São Paulo será a primeira cidade avaliada por profissionais do Departamento de Psiquiatria da Unifesp em estudo que reunirá os primeiros dados epidemiológicos do país sobre transtorno de estresse pós-traumático associado com a exposição à violência.
A pesquisa, financiada pelo CNPq e Fapesp, faz parte do Projeto do Milênio, do governo federal, e teve início no final do mês de maio e continuará até setembro, com pesquisadores do Ibope que entrevistarão, em domicílios, cerca de 3 mil pessoas em várias regiões de São Paulo e, em seguida, na cidade do Rio de Janeiro. Pacientes detectados serão encaminhados para tratamento gratuito em centros especializados.
Moradores de 44 bairros da capital, entre eles Vila Brasilândia, Cidade Ademar, Lapa e Sapopemba, serão abordados em suas residências por pesquisadores do Instituto Brasileiro de Opinião Pública e Estatística (lbope) para participar da pesquisa que estimará a prevalência do estresse pós-traumático e de outros transtornos associados à violência, como depressão, ansiedade e os relacionados ao uso de álcool.
A pesquisa, conduzida pelo Departamento de Psiquiatria da Unifesp, também analisará a prevalência da exposição das pessoas à violência e identificará, entre o evento traumático e o desfecho clínico, quais são os fatores de risco e de proteção que potencializam ou minimizam a importância da violência para o desenvolvimento do problema.

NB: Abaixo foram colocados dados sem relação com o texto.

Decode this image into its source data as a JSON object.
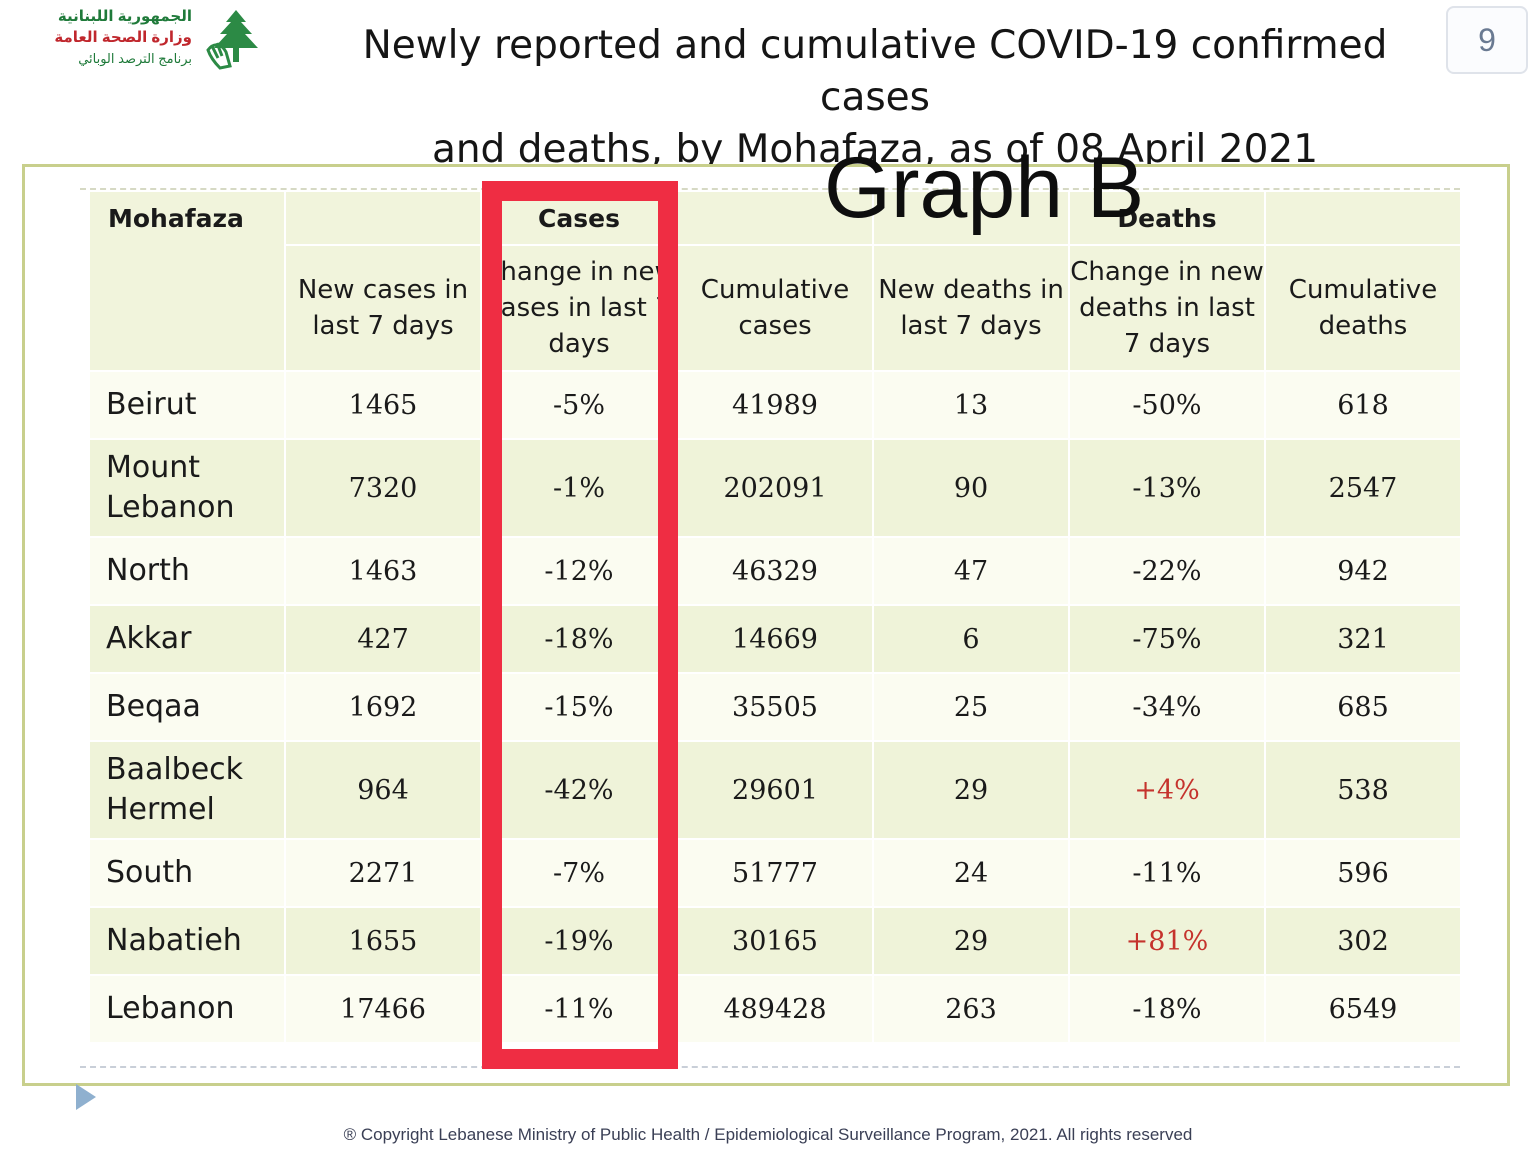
{
  "header": {
    "logo": {
      "line1": "الجمهورية اللبنانية",
      "line2": "وزارة الصحة العامة",
      "line3": "برنامج الترصد الوبائي"
    },
    "title_line1": "Newly reported and cumulative COVID-19 confirmed cases",
    "title_line2": "and deaths, by Mohafaza, as of 08 April 2021",
    "page_number": "9"
  },
  "annotation": {
    "graph_label": "Graph B",
    "highlight_color": "#ef2d43"
  },
  "table": {
    "group_headers": {
      "mohafaza": "Mohafaza",
      "cases": "Cases",
      "deaths": "Deaths"
    },
    "columns": [
      "New cases in last 7 days",
      "Change in new cases in last 7 days",
      "Cumulative cases",
      "New deaths in last 7 days",
      "Change in new deaths in last 7 days",
      "Cumulative deaths"
    ],
    "rows": [
      {
        "name": "Beirut",
        "new_cases": "1465",
        "change_cases": "-5%",
        "cum_cases": "41989",
        "new_deaths": "13",
        "change_deaths": "-50%",
        "cum_deaths": "618"
      },
      {
        "name": "Mount Lebanon",
        "new_cases": "7320",
        "change_cases": "-1%",
        "cum_cases": "202091",
        "new_deaths": "90",
        "change_deaths": "-13%",
        "cum_deaths": "2547"
      },
      {
        "name": "North",
        "new_cases": "1463",
        "change_cases": "-12%",
        "cum_cases": "46329",
        "new_deaths": "47",
        "change_deaths": "-22%",
        "cum_deaths": "942"
      },
      {
        "name": "Akkar",
        "new_cases": "427",
        "change_cases": "-18%",
        "cum_cases": "14669",
        "new_deaths": "6",
        "change_deaths": "-75%",
        "cum_deaths": "321"
      },
      {
        "name": "Beqaa",
        "new_cases": "1692",
        "change_cases": "-15%",
        "cum_cases": "35505",
        "new_deaths": "25",
        "change_deaths": "-34%",
        "cum_deaths": "685"
      },
      {
        "name": "Baalbeck Hermel",
        "new_cases": "964",
        "change_cases": "-42%",
        "cum_cases": "29601",
        "new_deaths": "29",
        "change_deaths": "+4%",
        "cum_deaths": "538"
      },
      {
        "name": "South",
        "new_cases": "2271",
        "change_cases": "-7%",
        "cum_cases": "51777",
        "new_deaths": "24",
        "change_deaths": "-11%",
        "cum_deaths": "596"
      },
      {
        "name": "Nabatieh",
        "new_cases": "1655",
        "change_cases": "-19%",
        "cum_cases": "30165",
        "new_deaths": "29",
        "change_deaths": "+81%",
        "cum_deaths": "302"
      },
      {
        "name": "Lebanon",
        "new_cases": "17466",
        "change_cases": "-11%",
        "cum_cases": "489428",
        "new_deaths": "263",
        "change_deaths": "-18%",
        "cum_deaths": "6549"
      }
    ],
    "increase_color": "#c5332d"
  },
  "footer": {
    "copyright": "® Copyright Lebanese Ministry of Public Health / Epidemiological Surveillance Program, 2021. All rights reserved"
  }
}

De acordo com Wagner Ribeiro, psicólogo e um dos coordenadores do projeto em São Paulo, as informações da pesquisa podem implicar no desenvolvimento de políticas públicas e subsidiar tanto a criação de programas específicos de tratamento, como buscar estratégias de prevenção para os grupos sociais mais suscetíveis aos transtornos.
Detecção e tratamento
Um dos diferenciais da pesquisa está no encaminhamento dos portadores desses transtornos a tratamento na rede pública de saúde. "As pessoas que tiverem diagnosticado o estresse pós-traumático serão encaminhadas para o Programa de Atendimento a Vítimas de Violência e Estresse (Prove), da Universidade Federal de São Paulo (Unifesp)", afirma Ribeiro. "No local, será oferecido tratamento gratuito e o portador será convidado a participar de outros módulos da pesquisa para aprofundarmos o conhecimento sobre esse transtorno e, assim, desenvolvermos estratégias mais efetivas de intervenção e prevenção".

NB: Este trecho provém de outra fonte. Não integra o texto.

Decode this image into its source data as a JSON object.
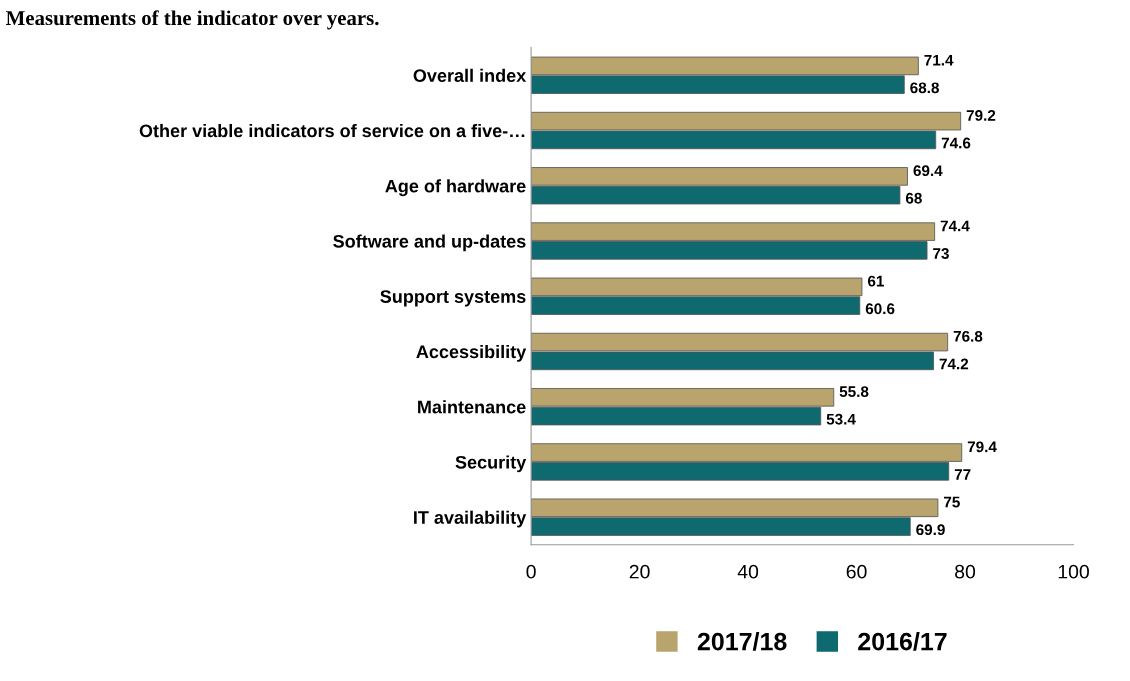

Ribeiro explica que as pessoas que tiverem diagnosticado outros tipos de transtornos mentais, como a depressão, também serão direcionadas a tratamento em ambulatórios especializados da rede pública de saúde.
Entenda o estresse pós-traumático
Perturbação psíquica decorrente de algum trauma emocional muito forte, como guerras, agressão física, seqüestro, catástrofes naturais e até mesmo sérios acidentes, o estresse pós-traumático é caracterizado por recordações ou vivências por meio de sonhos ou pensamentos que levam a pessoa a reviver novamente todo o sofrimento psicológico da tragédia.
A recorrência desse sofrimento acaba levando a outros problemas neurofisiológicos e mentais que impedem o indivíduo de conviver com situações, pessoas, lugares ou coisas que vinculem ou ativem recordações do trauma, além de desenvolver irritabilidade, baixa concentração e insônia, entre outros sintomas.
o estresse pós-traumático pode se desenvolver em um breve intervalo de tempo após o acontecimento ou anos depois. Estudos apontam que crianças e idosos são mais suscetíveis a desencadear o problema logo após os eventos traumáticos.
De acordo com Wagner Ribeiro, nos países economicamente menos desenvolvidos, com escassez nos recursos de saúde e de suporte social ou que passaram por conflitos internos, atentados e situações de extrema pobreza, as taxas de prevalência de estresse pós-traumático são elevadas.
Uma pesquisa realizada em 2001 em países com essas características mostrou que, na Argélia, 37,4% da população sofria do mal. No Camboja, esse número atingia 28,4%; Gaza, 1 7,8%; e Etiópia, 15,8%.
Em 2003, no México, país que, segundo Ribeiro, tem uma realidade mais próxima à do Brasil sob o ponto de vista socioeconômico, cerca de 11 % da população apresentava o problema. Em Oaxaca, uma das quatro cidades mexicanas analisadas e a mais pobre da lista, a presença do transtorno foi 70% maior.